Ribonucleotide reductase (RNR) small subunit M2 (RRM2) levels are known to regulate the activity of RNR, a rate-limiting enzyme in the synthesis of deoxyribonucleotide triphosphates (dNTPs) and essential for both DNA replication and repair. The high expression of RRM2 enhances the proliferation of cancer cells, thereby implicating its role as an anti-cancer agent. However, little research has been performed on its role in the prognosis of different types of cancers. This pan-cancer study aimed to evaluate the effect of high expression of RRM2 the tumor prognosis based on clinical information collected from The Cancer Genome Atlas (TCGA) and The Genotype-Tissue Expression (GTEx) databases. We found RRM2 gene was highly expressed in 30 types of cancers. And we performed a pan-cancer analysis of the genetic alteration status and methylation of RRM2. Results indicated that RRM2 existed hypermethylation, associated with m6A, m1A, and m5C related genes. Subsequently, we explored the microRNAs (miRNA), long non-coding RNAs (lncRNA), and the transcription factors responsible for the high expression of RRM2 in cancer cells. Results indicated that has-miR-125b-5p and has-miR-30a-5p regulated the expression of RRM2 along with transcription factors, such as CBFB, E2F1, and FOXM. Besides, we established the competing endogenous RNA (ceRNA) diagram of lncRNAs-miRNAs-circular RNAs (circRNA) involved in the regulation of RRM2 expression. Meanwhile, our study demonstrated that high-RRM2 levels correlated with patients’ worse prognosis survival and immunotherapy effects through the consensus clustering and risk scores analysis. Finally, we found RRM2 regulated the resistance of immune checkpoint inhibitors through the PI3K-AKT single pathways. Collectively, our findings elucidated that high expression of RRM2 correlates with prognosis and tumor immunotherapy in pan-cancer. Moreover, these findings may provide insights for further investigation of the RRM2 gene as a biomarker in predicting immunotherapy’s response and therapeutic target.
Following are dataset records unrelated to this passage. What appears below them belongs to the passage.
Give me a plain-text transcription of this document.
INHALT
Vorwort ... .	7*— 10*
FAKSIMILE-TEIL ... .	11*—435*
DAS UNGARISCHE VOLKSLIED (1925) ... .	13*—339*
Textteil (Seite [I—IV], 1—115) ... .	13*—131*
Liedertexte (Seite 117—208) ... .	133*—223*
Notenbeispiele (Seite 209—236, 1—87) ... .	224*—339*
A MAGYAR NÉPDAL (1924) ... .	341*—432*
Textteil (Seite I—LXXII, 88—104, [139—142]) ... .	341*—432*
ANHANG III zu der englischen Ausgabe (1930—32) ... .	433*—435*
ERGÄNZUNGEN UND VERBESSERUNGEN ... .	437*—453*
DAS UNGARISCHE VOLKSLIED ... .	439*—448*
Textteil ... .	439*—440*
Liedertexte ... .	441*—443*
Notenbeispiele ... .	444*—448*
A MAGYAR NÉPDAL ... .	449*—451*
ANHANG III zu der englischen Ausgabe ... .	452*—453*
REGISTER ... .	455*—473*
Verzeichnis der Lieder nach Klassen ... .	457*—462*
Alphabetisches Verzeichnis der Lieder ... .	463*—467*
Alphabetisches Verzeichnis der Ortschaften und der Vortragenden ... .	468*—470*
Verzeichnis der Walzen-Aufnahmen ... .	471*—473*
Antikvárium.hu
ACC: Adrenocortical carcinoma; BLCA: Bladder cancer; BRCA: Breast invasive carcinoma; CHOL: Cholangiocarcinoma; COAD: Colon adenocarcinoma; ESCA: Esophageal carcinoma; GBM: Esophageal carcinoma; NSC: Head and neck squamous cell carcinoma; KIRP: Kidney renal papillary cell carcinoma; KIRC: Kidney renal clear cell carcinoma; LUAD: Lung adenocarcinoma; LIHC: Liver hepatocellular carcinoma; LUSC: Lung squamous cell carcinoma; PRAD: Prostate adenocarcinoma; READ: Rectum adenocarcinoma; STAD: Stomach adenocarcinoma; THCA: Thyroid carcinoma; UCEC: Uterine Corpus Endometrial Carcinoma; CESC: Cervical squamous cell carcinoma and endocervical adenocarcinoma; PCPG: Pheochromocytoma and Paraganglioma; DLBC: Lymphoid neoplasm diffuse large B-cell lymphoma; LGG: Brain lower-grade glioma; OV: Ovarian serous cystadenocarcinoma; UCS: Uterine Carcinosarcoma; SARC: Sarcoma; SKCM: Skin cutaneous melanoma; THYM: Thymoma; TGCT: Testicular germ cell tumors; KICH: Kidney Chromophobe; PAAD: Pancreatic adenocarcinoma; RRM2: ribonucleoside diphosphate reductase subunit M2; RNR: Ribonucleotide reductase; OS: Overall survival; DFS: Disease-free survival; PFI: Progression-free interval; PD-1: programmed cell death protein-1; CTLA-4: cytotoxic T-lymphocyte antigen-4; PD-L1: programmed cell death ligand 1; PD-L2: programmed cell death ligand 2; LAG-3: lymphocyte activation gene-3; TIM-3: T cell immunoglobulin and mucin domain-3; TIGIT: T cell immunoreceptor with Ig and ITIM domains.